Several students, when implementing reaching definitions analysis, did not iterate to a fixed point and instead just ran the loop twice. The textbook does say that GEN-KILL analyses only require the loop to be analyzed twice, but there are some pitfalls which is why it was required to do fixed-point iteration.

• Some students just analyzed the body of the loop twice and then went on. That won't work, even for reaching definitions. Why? Give an example for which this algorithm gives the wrong (unsafe!) results.
• The statement only applies to GEN-KILL analysis. Give an example for which Constant Propagation Analysis gives an unsafe answer if a loop is only analyzed twice.
• Are three iterations enough in general? Why or why not?

Programming

Implement two additional worklists that make use of reverse postorder ordering:

• One which uses a priority queue in which nodes are ordered by (reverse) post-order numbers.
• One in which the flow graph is analyzed into strongly-connected components (SCCs). The worklist will only return nodes from one strongly-connected component (SCC) at a time, and the SCCs are processed in reverse post-order (RPO).
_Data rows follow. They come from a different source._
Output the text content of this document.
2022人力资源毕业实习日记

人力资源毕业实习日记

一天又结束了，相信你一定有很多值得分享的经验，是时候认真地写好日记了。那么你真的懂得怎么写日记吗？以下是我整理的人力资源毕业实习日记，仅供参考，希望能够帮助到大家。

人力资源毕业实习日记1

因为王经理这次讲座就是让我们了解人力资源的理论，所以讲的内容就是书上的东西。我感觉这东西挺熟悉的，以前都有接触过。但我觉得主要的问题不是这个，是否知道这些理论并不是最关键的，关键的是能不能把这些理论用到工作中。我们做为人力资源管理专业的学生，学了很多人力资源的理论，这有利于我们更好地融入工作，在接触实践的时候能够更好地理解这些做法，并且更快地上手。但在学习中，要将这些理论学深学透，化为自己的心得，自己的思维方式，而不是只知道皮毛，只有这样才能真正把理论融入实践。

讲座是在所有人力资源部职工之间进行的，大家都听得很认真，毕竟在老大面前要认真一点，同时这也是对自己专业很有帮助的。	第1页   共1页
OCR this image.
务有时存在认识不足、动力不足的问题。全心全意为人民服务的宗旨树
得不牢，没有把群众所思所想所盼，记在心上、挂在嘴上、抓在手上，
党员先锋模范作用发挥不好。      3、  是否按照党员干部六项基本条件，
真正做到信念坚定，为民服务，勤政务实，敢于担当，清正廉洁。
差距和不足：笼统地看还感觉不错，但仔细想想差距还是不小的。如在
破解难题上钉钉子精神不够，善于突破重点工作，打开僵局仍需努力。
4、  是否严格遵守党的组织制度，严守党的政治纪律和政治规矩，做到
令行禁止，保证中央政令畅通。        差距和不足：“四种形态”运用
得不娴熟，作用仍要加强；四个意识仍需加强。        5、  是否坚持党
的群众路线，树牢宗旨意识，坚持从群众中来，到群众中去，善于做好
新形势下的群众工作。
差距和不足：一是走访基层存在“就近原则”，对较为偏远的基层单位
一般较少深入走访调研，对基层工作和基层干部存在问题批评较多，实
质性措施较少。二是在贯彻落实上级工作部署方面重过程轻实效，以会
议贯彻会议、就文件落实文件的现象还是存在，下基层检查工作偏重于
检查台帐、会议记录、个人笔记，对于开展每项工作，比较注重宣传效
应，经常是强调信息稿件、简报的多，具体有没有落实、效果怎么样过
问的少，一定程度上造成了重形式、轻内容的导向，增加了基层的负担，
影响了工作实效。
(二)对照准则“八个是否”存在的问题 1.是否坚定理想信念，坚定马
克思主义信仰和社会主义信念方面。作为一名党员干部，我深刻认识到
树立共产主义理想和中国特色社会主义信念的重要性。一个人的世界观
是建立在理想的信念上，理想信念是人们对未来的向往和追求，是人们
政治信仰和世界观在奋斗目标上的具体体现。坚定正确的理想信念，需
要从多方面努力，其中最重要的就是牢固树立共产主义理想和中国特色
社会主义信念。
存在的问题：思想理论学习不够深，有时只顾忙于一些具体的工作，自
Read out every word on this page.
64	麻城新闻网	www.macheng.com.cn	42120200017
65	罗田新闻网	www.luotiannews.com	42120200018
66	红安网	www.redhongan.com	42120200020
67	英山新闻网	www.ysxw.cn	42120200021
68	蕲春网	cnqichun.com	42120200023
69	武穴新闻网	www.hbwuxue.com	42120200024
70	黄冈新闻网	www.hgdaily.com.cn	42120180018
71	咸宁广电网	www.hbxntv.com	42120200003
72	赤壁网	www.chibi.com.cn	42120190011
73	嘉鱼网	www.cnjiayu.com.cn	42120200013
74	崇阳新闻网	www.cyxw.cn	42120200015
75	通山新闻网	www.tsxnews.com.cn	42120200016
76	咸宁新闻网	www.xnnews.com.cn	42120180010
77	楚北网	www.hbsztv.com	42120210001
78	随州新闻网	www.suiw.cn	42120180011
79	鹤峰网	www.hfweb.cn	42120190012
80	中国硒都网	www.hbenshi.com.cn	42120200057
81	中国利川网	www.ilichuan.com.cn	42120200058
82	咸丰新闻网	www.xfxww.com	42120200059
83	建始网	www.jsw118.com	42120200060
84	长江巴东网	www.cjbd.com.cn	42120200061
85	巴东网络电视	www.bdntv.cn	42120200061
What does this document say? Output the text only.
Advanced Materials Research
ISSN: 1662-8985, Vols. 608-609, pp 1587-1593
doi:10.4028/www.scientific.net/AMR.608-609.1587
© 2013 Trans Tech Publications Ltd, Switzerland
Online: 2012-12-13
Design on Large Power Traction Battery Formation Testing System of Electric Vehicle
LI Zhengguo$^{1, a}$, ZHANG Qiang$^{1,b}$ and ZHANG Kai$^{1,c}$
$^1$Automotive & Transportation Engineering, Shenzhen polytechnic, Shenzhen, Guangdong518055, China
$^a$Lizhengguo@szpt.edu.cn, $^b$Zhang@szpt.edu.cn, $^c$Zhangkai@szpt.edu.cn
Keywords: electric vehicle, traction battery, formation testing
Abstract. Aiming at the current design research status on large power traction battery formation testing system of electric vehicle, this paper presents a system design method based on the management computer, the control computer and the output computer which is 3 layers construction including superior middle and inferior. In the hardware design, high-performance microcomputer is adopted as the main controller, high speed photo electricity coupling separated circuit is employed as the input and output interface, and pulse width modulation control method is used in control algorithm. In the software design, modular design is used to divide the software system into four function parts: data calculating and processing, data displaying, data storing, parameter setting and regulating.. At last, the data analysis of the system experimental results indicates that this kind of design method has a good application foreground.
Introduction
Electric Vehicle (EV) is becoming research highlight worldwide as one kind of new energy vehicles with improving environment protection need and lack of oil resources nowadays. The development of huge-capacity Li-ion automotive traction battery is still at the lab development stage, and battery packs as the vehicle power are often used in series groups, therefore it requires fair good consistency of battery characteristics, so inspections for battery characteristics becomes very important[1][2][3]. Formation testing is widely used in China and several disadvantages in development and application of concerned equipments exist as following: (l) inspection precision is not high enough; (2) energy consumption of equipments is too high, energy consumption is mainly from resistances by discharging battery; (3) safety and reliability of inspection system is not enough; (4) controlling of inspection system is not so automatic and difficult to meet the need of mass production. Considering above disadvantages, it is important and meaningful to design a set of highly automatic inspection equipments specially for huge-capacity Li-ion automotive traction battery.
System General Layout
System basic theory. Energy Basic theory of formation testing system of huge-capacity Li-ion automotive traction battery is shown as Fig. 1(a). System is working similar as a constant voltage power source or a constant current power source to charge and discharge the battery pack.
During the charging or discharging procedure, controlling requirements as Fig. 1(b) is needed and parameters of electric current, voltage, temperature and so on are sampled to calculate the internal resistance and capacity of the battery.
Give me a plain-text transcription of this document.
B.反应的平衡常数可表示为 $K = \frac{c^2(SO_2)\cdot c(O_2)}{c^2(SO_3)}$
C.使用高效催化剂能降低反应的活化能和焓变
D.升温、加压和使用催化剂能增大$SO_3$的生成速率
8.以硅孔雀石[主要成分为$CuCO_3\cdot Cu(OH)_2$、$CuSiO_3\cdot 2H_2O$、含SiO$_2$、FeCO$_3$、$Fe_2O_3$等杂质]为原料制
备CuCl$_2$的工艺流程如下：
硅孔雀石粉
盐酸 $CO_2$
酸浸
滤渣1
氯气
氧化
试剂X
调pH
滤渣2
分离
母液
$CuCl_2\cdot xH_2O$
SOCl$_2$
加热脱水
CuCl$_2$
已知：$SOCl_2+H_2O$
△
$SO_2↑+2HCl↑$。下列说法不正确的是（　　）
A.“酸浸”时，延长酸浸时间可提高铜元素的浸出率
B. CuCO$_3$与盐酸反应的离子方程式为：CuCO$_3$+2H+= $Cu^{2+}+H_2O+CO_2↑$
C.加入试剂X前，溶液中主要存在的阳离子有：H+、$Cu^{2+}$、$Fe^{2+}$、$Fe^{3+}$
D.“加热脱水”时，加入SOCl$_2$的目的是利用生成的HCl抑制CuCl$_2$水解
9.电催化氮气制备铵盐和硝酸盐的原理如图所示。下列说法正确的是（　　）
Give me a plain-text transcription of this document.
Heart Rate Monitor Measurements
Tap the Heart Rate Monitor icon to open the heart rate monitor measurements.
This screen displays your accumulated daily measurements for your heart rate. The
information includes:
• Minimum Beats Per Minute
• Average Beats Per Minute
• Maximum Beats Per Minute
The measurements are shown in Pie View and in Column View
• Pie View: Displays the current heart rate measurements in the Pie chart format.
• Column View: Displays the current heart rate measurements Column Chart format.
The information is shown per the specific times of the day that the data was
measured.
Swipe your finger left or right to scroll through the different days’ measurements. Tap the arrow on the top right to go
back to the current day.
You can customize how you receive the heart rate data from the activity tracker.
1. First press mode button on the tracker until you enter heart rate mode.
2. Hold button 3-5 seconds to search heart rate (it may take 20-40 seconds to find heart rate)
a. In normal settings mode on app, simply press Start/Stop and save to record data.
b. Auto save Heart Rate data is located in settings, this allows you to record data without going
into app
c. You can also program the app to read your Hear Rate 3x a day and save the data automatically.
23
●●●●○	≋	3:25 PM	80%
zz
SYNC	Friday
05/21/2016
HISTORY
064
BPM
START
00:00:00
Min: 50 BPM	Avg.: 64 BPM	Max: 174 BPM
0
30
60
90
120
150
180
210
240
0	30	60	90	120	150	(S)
  Within each SCC, the nodes are processed round-robin: in order from the first to the last in reverse post-order. Then, if any nodes in this SCC were ``added'', the SCC is processed again (all nodes in RPO). The ``add'' method doesn't actually add the node to some data structure. It merely means we will need to process the SCC again.

  Once all the SCCs are processed and the last time the last SCC was processed, ``add'' was never called, then (and only then) the worklist's ``hasNext'' method should return false.

Optional: Measure which technique is more efficient.

Submission

As with all homeworks, please turn in your homework on paper at the beginning of lecture.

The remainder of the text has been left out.